Whatever the reason, you need to be savvy and strategic in your approach to get the best price for your investment. Follow these expert tips to increase the probability of a successful sale.
1. Know the difference between personal and real property when selling a mobile home
Many mobile homes are considered personal property (the legal term for this type of property is “chattel”) rather than real property, meaning they’re sold a bit differently from a typical house.
A mobile home may be considered real property if you own the land it sits on (depending on the state), and it’s attached to that land — usually, that means it needs a foundation, though some states have a pretty loose definition of “foundation.”
If your mobile home doesn’t fit the above criteria, it’s likely considered personal property.
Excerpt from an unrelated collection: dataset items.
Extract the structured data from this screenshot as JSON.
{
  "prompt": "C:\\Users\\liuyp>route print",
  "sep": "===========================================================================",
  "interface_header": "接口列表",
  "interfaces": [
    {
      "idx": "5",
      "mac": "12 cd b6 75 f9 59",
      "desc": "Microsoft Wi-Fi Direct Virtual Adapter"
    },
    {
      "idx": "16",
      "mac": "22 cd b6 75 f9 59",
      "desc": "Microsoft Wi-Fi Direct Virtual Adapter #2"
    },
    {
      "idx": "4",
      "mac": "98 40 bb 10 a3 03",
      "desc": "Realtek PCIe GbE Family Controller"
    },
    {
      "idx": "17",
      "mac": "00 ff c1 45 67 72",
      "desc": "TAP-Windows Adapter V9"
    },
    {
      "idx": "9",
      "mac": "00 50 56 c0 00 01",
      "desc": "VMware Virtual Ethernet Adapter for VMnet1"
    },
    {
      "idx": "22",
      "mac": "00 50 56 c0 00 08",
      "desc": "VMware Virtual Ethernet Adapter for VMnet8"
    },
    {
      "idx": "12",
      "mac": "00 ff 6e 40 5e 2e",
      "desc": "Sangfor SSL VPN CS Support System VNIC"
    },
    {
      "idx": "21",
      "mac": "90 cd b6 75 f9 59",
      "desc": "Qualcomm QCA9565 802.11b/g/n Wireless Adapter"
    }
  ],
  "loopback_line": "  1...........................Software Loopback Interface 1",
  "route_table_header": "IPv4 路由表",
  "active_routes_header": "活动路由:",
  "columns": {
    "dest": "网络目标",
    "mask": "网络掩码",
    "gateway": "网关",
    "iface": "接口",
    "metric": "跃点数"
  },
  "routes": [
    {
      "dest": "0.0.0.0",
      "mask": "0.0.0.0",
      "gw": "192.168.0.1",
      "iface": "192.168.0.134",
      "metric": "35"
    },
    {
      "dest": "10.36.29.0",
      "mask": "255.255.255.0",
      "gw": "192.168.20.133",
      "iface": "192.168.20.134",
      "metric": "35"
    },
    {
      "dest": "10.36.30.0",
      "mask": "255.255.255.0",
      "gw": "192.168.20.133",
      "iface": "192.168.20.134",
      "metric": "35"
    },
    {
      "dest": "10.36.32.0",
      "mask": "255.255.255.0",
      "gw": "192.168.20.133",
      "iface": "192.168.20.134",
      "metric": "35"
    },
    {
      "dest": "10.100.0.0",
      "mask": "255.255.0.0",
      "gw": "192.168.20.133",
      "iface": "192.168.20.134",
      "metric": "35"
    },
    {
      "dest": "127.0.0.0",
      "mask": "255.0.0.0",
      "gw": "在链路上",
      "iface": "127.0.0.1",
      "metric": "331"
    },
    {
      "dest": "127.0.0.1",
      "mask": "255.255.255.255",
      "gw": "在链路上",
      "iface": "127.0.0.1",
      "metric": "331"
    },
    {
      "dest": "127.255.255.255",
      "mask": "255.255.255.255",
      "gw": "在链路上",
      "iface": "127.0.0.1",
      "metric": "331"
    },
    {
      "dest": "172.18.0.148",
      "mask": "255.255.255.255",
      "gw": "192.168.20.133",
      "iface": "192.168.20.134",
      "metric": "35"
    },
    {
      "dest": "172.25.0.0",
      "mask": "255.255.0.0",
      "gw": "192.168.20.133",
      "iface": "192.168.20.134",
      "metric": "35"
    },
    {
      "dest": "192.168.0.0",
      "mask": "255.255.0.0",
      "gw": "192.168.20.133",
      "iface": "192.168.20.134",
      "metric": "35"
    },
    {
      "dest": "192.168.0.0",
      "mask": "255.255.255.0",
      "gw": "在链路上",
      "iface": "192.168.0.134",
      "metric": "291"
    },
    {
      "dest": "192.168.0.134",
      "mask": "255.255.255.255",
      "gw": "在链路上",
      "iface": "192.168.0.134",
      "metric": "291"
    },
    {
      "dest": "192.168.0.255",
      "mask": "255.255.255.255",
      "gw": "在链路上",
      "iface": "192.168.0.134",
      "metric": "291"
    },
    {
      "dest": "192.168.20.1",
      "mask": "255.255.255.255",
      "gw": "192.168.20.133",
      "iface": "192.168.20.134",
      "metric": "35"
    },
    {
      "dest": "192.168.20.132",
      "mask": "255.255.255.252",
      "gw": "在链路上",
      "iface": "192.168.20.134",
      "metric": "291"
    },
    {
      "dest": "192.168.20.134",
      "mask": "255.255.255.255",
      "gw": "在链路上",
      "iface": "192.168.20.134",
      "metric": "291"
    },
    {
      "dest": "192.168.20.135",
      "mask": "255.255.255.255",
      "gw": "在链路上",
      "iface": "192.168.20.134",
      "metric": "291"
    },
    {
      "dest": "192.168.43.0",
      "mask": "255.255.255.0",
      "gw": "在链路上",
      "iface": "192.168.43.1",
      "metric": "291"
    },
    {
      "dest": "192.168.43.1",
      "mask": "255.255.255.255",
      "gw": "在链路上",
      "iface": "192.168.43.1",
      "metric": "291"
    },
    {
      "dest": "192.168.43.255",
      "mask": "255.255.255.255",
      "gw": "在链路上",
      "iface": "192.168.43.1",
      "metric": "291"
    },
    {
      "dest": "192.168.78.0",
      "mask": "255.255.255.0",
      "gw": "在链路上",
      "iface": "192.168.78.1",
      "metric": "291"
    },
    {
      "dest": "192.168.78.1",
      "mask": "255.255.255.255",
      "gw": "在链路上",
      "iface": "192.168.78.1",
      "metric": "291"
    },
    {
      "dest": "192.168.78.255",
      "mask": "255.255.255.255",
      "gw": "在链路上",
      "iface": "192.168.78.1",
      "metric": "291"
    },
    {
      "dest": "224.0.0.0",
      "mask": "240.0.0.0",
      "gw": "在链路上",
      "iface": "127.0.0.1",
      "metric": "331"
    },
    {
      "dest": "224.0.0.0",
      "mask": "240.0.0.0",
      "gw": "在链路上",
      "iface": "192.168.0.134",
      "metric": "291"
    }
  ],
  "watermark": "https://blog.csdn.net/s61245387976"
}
This means the home is treated as a movable asset, akin to an automobile.
When you sell a mobile home as personal property, you’ll transfer the title over to the new owner in the same way you would sell a car, while the land remains with its owner.
Collect these documents to sell your mobile home as personal property
When selling a mobile home as personal property you’ll need the following documents:
- Transfer of Title: You’ll sign your existing title over to the buyer and apply for a transfer of title. If you’ve lost it, you’ll need to order a replacement or duplicate title from the DMV or tax collector.
- Bill of sale: Your municipality and the buyer’s lender typically require a bill of sale to sell a mobile home.
- Notarized transfer of title: Lenders usually require a notarized title transfer with the seller and buyer present at the time of signing. Check with your department of motor vehicles or tax collector for their requirements.
- Taxes: You’ll need to provide evidence that your taxes are paid in full when you sell your mobile home. Some states like Georgia require owners to pay a personal property tax on manufactured homes while other states require an annual registration fee for personal property.
- Certificate of Occupancy (CO): You’ll need to provide a Certificate of Occupancy, which is proof your home complies with relevant regulations. The CO includes a fire safety inspection certifying that electrical wiring meets all fire codes.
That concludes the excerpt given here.